The report is also critical of how rarely vocationally-orientated courses taken at school are required to gain entry to equivalent courses at third level. This "introduces an over-academic bias in Irish selection mechanisms. A correction of this would not only increase the overall effectiveness of the system, but would help to reduce the serious class inequalities present."
It wants engineering, technology and other vocational subjects taken at school to be made required subjects for entry to apprenticeships and third-level courses in those subjects.
"Being beaten for a relevant apprenticeship, third-level course or job by somebody who has slightly more `points' than oneself, though in non-relevant general educational courses, is not designed to increase learning motivation for those taking such vocational/technical courses," says the report.

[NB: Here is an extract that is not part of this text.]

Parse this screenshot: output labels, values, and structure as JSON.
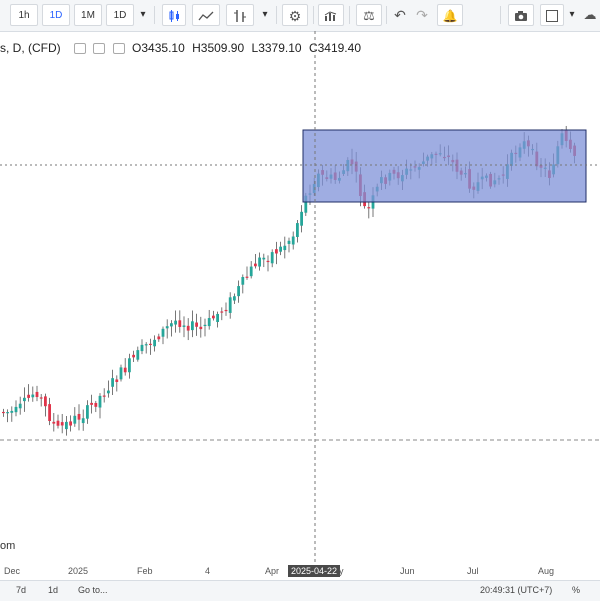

A significant proportion of those taking up apprenticeships or training courses in woodwork and engineering have not done those subjects at school. Prof Hannan conceded that the situation may have improved since the 1985-92 research period covered by the report, because of the introduction of more foundation courses at Junior Certificate level.
The report also stresses the need to expand pre-school and early school programmes for deprived children to reduce failure levels. "If the literacy and numeracy levels and general confidence about learning can be significantly improved amongst the bottom 10 per cent of achievers leaving our primary school system, there should be a corresponding improvement in junior cycle performance."